The first thing I want to address is a massive plot hole that aids the heroes on their journey.  One of the main tools used defeat these demons is a whistle from Elise’s (Shaye) childhood.  It is revealed that her younger brother lost the whistle when they were children in 1953.  In 2010, Elise finds the whistle under her brother’s bed and it helps her get out of situations with these demons.  Now, her brother lost that key when she was 7 years old and she ran away from home at age 16.  Are we expected to believe that nobody looked under that bed in 9 years?  I am not the cleanest person in the world, but at least I look under my bed more than once every 9 years.  On top of this, Elise returns to the house in 2010, 50 years later, and the bed is still there.  Now, let’s assume the new owner is the first one to live in the house since Elise’s family moved out.  I understand that some of the furniture is still in the house and that the new owner may not have the financial opportunity to buy a new bed, but are you really comfortable sleeping on a mattress that was around when John Wayne was still alive?
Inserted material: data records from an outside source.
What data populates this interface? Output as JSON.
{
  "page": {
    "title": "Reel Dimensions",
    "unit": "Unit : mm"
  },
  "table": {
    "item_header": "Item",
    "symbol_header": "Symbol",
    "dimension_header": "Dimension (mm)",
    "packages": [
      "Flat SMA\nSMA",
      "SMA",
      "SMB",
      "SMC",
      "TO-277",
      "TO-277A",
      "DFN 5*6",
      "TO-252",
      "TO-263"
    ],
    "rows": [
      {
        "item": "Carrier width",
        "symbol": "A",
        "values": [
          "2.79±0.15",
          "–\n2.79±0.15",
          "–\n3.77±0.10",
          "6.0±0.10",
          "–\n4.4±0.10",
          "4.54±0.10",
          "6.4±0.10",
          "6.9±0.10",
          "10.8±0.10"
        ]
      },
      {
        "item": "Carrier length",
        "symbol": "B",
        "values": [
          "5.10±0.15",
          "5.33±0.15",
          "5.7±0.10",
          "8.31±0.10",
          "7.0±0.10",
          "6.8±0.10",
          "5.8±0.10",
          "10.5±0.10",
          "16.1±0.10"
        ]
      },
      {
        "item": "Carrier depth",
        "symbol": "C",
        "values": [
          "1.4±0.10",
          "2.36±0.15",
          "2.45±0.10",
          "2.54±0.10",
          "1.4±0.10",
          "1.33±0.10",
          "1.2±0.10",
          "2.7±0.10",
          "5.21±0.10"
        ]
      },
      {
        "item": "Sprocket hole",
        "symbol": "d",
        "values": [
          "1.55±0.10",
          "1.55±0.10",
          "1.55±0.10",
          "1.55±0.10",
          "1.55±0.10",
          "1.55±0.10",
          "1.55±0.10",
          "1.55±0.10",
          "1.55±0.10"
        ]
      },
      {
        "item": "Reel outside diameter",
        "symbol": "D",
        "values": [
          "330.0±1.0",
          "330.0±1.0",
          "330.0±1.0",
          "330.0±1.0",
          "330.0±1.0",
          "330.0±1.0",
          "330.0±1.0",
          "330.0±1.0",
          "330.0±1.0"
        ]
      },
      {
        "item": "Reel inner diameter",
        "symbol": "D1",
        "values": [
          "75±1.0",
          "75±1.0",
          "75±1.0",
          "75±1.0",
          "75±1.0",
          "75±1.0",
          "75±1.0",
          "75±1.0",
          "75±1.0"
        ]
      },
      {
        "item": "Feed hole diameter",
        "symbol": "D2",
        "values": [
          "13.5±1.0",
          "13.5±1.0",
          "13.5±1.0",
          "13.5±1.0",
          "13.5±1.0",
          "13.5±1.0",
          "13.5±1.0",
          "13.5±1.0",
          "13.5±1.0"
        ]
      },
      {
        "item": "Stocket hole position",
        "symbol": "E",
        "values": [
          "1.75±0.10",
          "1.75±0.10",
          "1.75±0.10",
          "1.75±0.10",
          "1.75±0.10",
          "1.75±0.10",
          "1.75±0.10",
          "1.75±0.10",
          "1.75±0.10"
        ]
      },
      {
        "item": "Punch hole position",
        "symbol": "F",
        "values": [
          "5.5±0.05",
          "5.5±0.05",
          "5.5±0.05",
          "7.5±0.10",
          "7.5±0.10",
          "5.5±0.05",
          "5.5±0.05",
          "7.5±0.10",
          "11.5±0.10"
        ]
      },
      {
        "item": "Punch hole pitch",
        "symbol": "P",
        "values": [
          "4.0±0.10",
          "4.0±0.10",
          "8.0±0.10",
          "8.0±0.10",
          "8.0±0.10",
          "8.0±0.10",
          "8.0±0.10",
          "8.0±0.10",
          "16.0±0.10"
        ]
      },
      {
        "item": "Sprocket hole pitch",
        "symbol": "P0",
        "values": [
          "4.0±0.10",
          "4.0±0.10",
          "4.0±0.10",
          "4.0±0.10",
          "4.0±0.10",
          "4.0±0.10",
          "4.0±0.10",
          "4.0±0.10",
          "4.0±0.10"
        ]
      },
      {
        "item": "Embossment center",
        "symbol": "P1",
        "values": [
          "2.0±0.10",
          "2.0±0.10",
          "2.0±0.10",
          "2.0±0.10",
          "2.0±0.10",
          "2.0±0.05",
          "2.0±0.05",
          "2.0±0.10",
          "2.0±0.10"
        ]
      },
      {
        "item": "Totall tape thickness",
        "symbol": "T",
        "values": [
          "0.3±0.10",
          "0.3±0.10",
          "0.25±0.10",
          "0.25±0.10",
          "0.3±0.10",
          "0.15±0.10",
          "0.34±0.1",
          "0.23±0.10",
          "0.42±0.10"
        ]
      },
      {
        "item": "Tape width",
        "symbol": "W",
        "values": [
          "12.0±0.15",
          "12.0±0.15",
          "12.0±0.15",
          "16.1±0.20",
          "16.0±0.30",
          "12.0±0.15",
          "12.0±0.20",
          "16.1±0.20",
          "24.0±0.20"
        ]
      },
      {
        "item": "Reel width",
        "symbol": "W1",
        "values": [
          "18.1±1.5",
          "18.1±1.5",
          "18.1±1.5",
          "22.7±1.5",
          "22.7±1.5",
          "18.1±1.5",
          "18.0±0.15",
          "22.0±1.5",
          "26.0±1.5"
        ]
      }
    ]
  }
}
I am personally not, and this fails to create a suspension of disbelief for me.

One of the most important elements of a horror movie is the ability to scare the viewer.  Insidious: The Last Key relies almost exclusively on jump scares and rarely builds up tension and suspense.  It has been a while since I have seen a movie that relied so heavily on jump scares, so the first couple caught me a little off guard.  About a third of the way through, a caught onto the pattern and predicted almost every scare before it would happen.  A move like this should never bore a viewer.  Not every moment needs to full of scares and action, but I should not be on the verge of falling asleep at critical moments during the film.

Regarding the dialogue of the film, not only does the film include too many comedic moments, but it relies on them to move the story.  I would be fine with a comedic moment every once in a while if it helps giving us a sense of security before ripping us out of our comfort zone again, but the performances of Tucker and Specs (Sampson and Whannell) were distracting, unfunny, and a Wal-Mart attempt at Rosencrantz and Guildenstern.  The situational humor does not work well in this movie and makes me cringe more than laugh.  Honestly more of my laughter came from how poorly the movie was set up and how unrealistic the stunts looked.

Overall, I did not go into this movie thinking it was going to be the best film of 2018, but it failed to do the basic things required of a horror movie.  This franchise has had 4 movies to put together a cohesive storyline and decent scares and it still cannot get it right.  If we want better movies to be made, we cannot go to see movies like this that are made with no passion, but as of January 7, the film has made $49.3 million on a $10 million budget, so another one is almost guaranteed to be made.  While this might be The Last Key for Insidious, for this reviewer it was the last straw.